Is your organic social media working hard enough?  Are you able to track leads resulting from organic social and show real ROI?  Is there an editorial calendar, or is social media simply an adhoc dumping ground for press releases and product announcements?  Use this opportunity to develop a more purposeful social media strategy that drives measurable results.

5.  Host a survey.

Regardless of the economic climate, business audiences love to benchmark themselves and their organizations against their peers.  Hosting a survey can be an effective (and relatively inexpensive) way to generate meaningful data, data that can then be converted into offer assets like a survey report, blog posts, infographics, etc.

6.  Create a podcast.

One silver lining of the current crisis is that the standards for production values on videos and podcasts have shifted.  At a time when everyone is working from home, people are much more accepting of Webcams and living room backdrops.  That makes an ideal time to record conversations with customers, partners, analysts or thought leaders and create a podcast series.  Like surveys, podcasts are ideal fodder for social media (especially LinkedIn), lead nurturing, and demand gen.

7.  Update and refresh email and landing page templates

Are your email designs consistent with current best practices as well as brand guidelines?  Are they fully responsive and render correctly across all devices?  Do you have a library of approved templates, or does everyone create designs on the fly?  How easy is it to make global changes across all your existing designs?  Are your landing pages and forms compliant with data privacy laws like GDPR?  This relative downtime in marketing activity is a perfect opportunity to make sure that email campaigns – and landing pages – are up to snuff.

8.  Clean up your data.

Good marketing data is more important than ever.   Conduct a thorough database audit (there are data vendors who will do this for free) and take stock of old, unresponsive, unmailable, and duplicate contacts.  Use this opportunity for a good housecleaning – at the very least, your email performance reports will be more accurate, and a smaller database may even save you money on software licenses.

9.  Update your resource center.

How easy is it for your Web visitors to find resources like white papers, ebooks, and recorded Webinars?  How much does your current resource library reflect your newest and best content?  Are the assets categorized or tagged and easily browsed by topic or asset type?  A well-designed, well-curated resource center can make a big difference to the rate at which Web visitors convert to actionable sales leads.  (If you have the budget, consider a solution like Uberflip to maximize the content experience and show visitors content based on their Web behavior, CRM profile, or third-party intent data.)

10.  Talk to sales.

Your sales team is probably hurting right now.  Use this time to solicit their input on where marketing can best help source new leads, drive engagement, or close new deals.  Now may be the best time to finally create a full-funnel demand generation plan, with properly defined lead stages, a comprehensive nurture strategy, and sales enablement programs.  Or work with sales to identify key target accounts and create “value narratives” that customize your company’s message (and value) for that specific organization.

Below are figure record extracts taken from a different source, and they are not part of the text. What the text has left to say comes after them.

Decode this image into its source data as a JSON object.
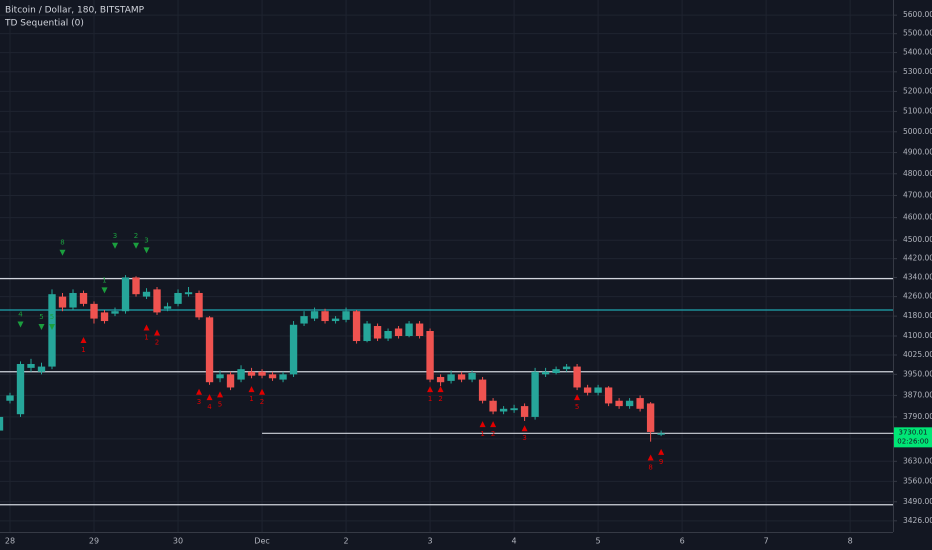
{
  "chart_data": {
    "type": "candlestick",
    "title": "Bitcoin / Dollar, 180, BITSTAMP",
    "subtitle": "TD Sequential (0)",
    "log_scale": true,
    "grid": true,
    "up_color": "#26a69a",
    "down_color": "#ef5350",
    "x": [
      -0.125,
      0,
      0.125,
      0.25,
      0.375,
      0.5,
      0.625,
      0.75,
      0.875,
      1,
      1.125,
      1.25,
      1.375,
      1.5,
      1.625,
      1.75,
      1.875,
      2,
      2.125,
      2.25,
      2.375,
      2.5,
      2.625,
      2.75,
      2.875,
      3,
      3.125,
      3.25,
      3.375,
      3.5,
      3.625,
      3.75,
      3.875,
      4,
      4.125,
      4.25,
      4.375,
      4.5,
      4.625,
      4.75,
      4.875,
      5,
      5.125,
      5.25,
      5.375,
      5.5,
      5.625,
      5.75,
      5.875,
      6,
      6.125,
      6.25,
      6.375,
      6.5,
      6.625,
      6.75,
      6.875,
      7,
      7.125,
      7.25,
      7.375,
      7.5,
      7.625,
      7.75
    ],
    "open": [
      3740,
      3850,
      3800,
      3975,
      3960,
      3980,
      4260,
      4215,
      4275,
      4230,
      4195,
      4190,
      4200,
      4340,
      4260,
      4290,
      4210,
      4230,
      4270,
      4275,
      4175,
      3935,
      3950,
      3930,
      3960,
      3960,
      3950,
      3930,
      3950,
      4150,
      4170,
      4200,
      4160,
      4165,
      4200,
      4080,
      4140,
      4090,
      4130,
      4100,
      4150,
      4120,
      3940,
      3925,
      3950,
      3930,
      3930,
      3850,
      3810,
      3815,
      3830,
      3790,
      3950,
      3955,
      3970,
      3980,
      3900,
      3880,
      3900,
      3850,
      3830,
      3860,
      3840,
      3725
    ],
    "high": [
      3800,
      3880,
      4000,
      4010,
      3995,
      4290,
      4275,
      4290,
      4285,
      4240,
      4205,
      4215,
      4350,
      4345,
      4295,
      4300,
      4235,
      4290,
      4300,
      4285,
      4180,
      3965,
      3960,
      3985,
      3975,
      3970,
      3960,
      3960,
      4160,
      4200,
      4215,
      4210,
      4180,
      4215,
      4205,
      4160,
      4150,
      4130,
      4140,
      4160,
      4160,
      4130,
      3950,
      3965,
      3960,
      3965,
      3940,
      3860,
      3830,
      3835,
      3840,
      3975,
      3975,
      3980,
      3990,
      3990,
      3910,
      3910,
      3905,
      3860,
      3860,
      3870,
      3845,
      3740
    ],
    "low": [
      3720,
      3840,
      3790,
      3960,
      3950,
      3970,
      4200,
      4205,
      4220,
      4150,
      4150,
      4180,
      4190,
      4260,
      4250,
      4185,
      4200,
      4220,
      4260,
      4165,
      3910,
      3920,
      3890,
      3920,
      3935,
      3935,
      3925,
      3920,
      3940,
      4140,
      4160,
      4150,
      4150,
      4155,
      4070,
      4075,
      4080,
      4080,
      4090,
      4095,
      4090,
      3920,
      3905,
      3915,
      3920,
      3920,
      3840,
      3800,
      3800,
      3805,
      3775,
      3780,
      3940,
      3950,
      3960,
      3890,
      3870,
      3870,
      3830,
      3820,
      3820,
      3810,
      3700,
      3720
    ],
    "close": [
      3790,
      3870,
      3990,
      3990,
      3980,
      4270,
      4215,
      4275,
      4230,
      4170,
      4160,
      4200,
      4340,
      4270,
      4280,
      4195,
      4220,
      4275,
      4278,
      4175,
      3920,
      3950,
      3900,
      3970,
      3945,
      3945,
      3935,
      3950,
      4145,
      4180,
      4200,
      4160,
      4170,
      4200,
      4080,
      4150,
      4090,
      4120,
      4100,
      4150,
      4100,
      3930,
      3920,
      3950,
      3930,
      3955,
      3850,
      3810,
      3820,
      3822,
      3790,
      3960,
      3960,
      3970,
      3980,
      3900,
      3880,
      3900,
      3840,
      3830,
      3850,
      3820,
      3735,
      3730.01
    ],
    "xlim": [
      -0.119,
      10.51
    ],
    "ylim": [
      3389,
      5683
    ],
    "xticks": [
      {
        "value": 0,
        "label": "28"
      },
      {
        "value": 1,
        "label": "29"
      },
      {
        "value": 2,
        "label": "30"
      },
      {
        "value": 3,
        "label": "Dec"
      },
      {
        "value": 4,
        "label": "2"
      },
      {
        "value": 5,
        "label": "3"
      },
      {
        "value": 6,
        "label": "4"
      },
      {
        "value": 7,
        "label": "5"
      },
      {
        "value": 8,
        "label": "6"
      },
      {
        "value": 9,
        "label": "7"
      },
      {
        "value": 10,
        "label": "8"
      }
    ],
    "yticks": [
      {
        "value": 5600,
        "label": "5600.00"
      },
      {
        "value": 5500,
        "label": "5500.00"
      },
      {
        "value": 5400,
        "label": "5400.00"
      },
      {
        "value": 5300,
        "label": "5300.00"
      },
      {
        "value": 5200,
        "label": "5200.00"
      },
      {
        "value": 5100,
        "label": "5100.00"
      },
      {
        "value": 5000,
        "label": "5000.00"
      },
      {
        "value": 4900,
        "label": "4900.00"
      },
      {
        "value": 4800,
        "label": "4800.00"
      },
      {
        "value": 4700,
        "label": "4700.00"
      },
      {
        "value": 4600,
        "label": "4600.00"
      },
      {
        "value": 4500,
        "label": "4500.00"
      },
      {
        "value": 4420,
        "label": "4420.00"
      },
      {
        "value": 4340,
        "label": "4340.00"
      },
      {
        "value": 4260,
        "label": "4260.00"
      },
      {
        "value": 4180,
        "label": "4180.00"
      },
      {
        "value": 4100,
        "label": "4100.00"
      },
      {
        "value": 4025,
        "label": "4025.00"
      },
      {
        "value": 3950,
        "label": "3950.00"
      },
      {
        "value": 3870,
        "label": "3870.00"
      },
      {
        "value": 3790,
        "label": "3790.00"
      },
      {
        "value": 3710,
        "label": "3710.00"
      },
      {
        "value": 3630,
        "label": "3630.00"
      },
      {
        "value": 3560,
        "label": "3560.00"
      },
      {
        "value": 3490,
        "label": "3490.00"
      },
      {
        "value": 3426,
        "label": "3426.00"
      }
    ],
    "levels": [
      {
        "value": 4335,
        "color": "#d1d4dc"
      },
      {
        "value": 4205,
        "color": "#1fa5b0"
      },
      {
        "value": 3960,
        "color": "#d1d4dc"
      },
      {
        "value": 3730,
        "from": 3,
        "color": "#d1d4dc"
      },
      {
        "value": 3480,
        "color": "#d1d4dc"
      }
    ],
    "last_price": 3730.01,
    "countdown": "02:26:00",
    "last_color": "#00e676",
    "annotations": [
      {
        "x": 0.625,
        "y": 4450,
        "label": "8",
        "color": "#1b9e3e"
      },
      {
        "x": 1.125,
        "y": 4290,
        "label": "1",
        "color": "#1b9e3e"
      },
      {
        "x": 1.25,
        "y": 4480,
        "label": "3",
        "color": "#1b9e3e"
      },
      {
        "x": 1.5,
        "y": 4480,
        "label": "2",
        "color": "#1b9e3e"
      },
      {
        "x": 1.625,
        "y": 4460,
        "label": "3",
        "color": "#1b9e3e"
      },
      {
        "x": 0.125,
        "y": 4150,
        "label": "4",
        "color": "#1b9e3e"
      },
      {
        "x": 0.375,
        "y": 4140,
        "label": "5",
        "color": "#1b9e3e"
      },
      {
        "x": 0.5,
        "y": 4140,
        "label": "5",
        "color": "#1b9e3e"
      },
      {
        "x": 0.875,
        "y": 4080,
        "label": "1",
        "color": "#e00000"
      },
      {
        "x": 1.625,
        "y": 4130,
        "label": "1",
        "color": "#e00000"
      },
      {
        "x": 1.75,
        "y": 4110,
        "label": "2",
        "color": "#e00000"
      },
      {
        "x": 2.25,
        "y": 3880,
        "label": "3",
        "color": "#e00000"
      },
      {
        "x": 2.375,
        "y": 3860,
        "label": "4",
        "color": "#e00000"
      },
      {
        "x": 2.5,
        "y": 3870,
        "label": "5",
        "color": "#e00000"
      },
      {
        "x": 2.875,
        "y": 3890,
        "label": "1",
        "color": "#e00000"
      },
      {
        "x": 3,
        "y": 3880,
        "label": "2",
        "color": "#e00000"
      },
      {
        "x": 5,
        "y": 3890,
        "label": "1",
        "color": "#e00000"
      },
      {
        "x": 5.125,
        "y": 3890,
        "label": "2",
        "color": "#e00000"
      },
      {
        "x": 5.625,
        "y": 3760,
        "label": "1",
        "color": "#e00000"
      },
      {
        "x": 5.75,
        "y": 3760,
        "label": "2",
        "color": "#e00000"
      },
      {
        "x": 6.125,
        "y": 3745,
        "label": "3",
        "color": "#e00000"
      },
      {
        "x": 6.75,
        "y": 3860,
        "label": "5",
        "color": "#e00000"
      },
      {
        "x": 7.625,
        "y": 3640,
        "label": "8",
        "color": "#e00000"
      },
      {
        "x": 7.75,
        "y": 3660,
        "label": "9",
        "color": "#e00000"
      }
    ]
  }
}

11.  (Bonus!)  Set up an email preference center.

If you don’t currently have an email preference center (also called a subscription management page), your unsubscribe rate is almost certainly much higher than it should be.  Sending unsubscribe requests to an email preference page gives people the option of reducing frequency or choosing only the types of emails that most interest them.  It also increases overall email performance by delivering only those emails on topics that subscribers have designated as most relevant.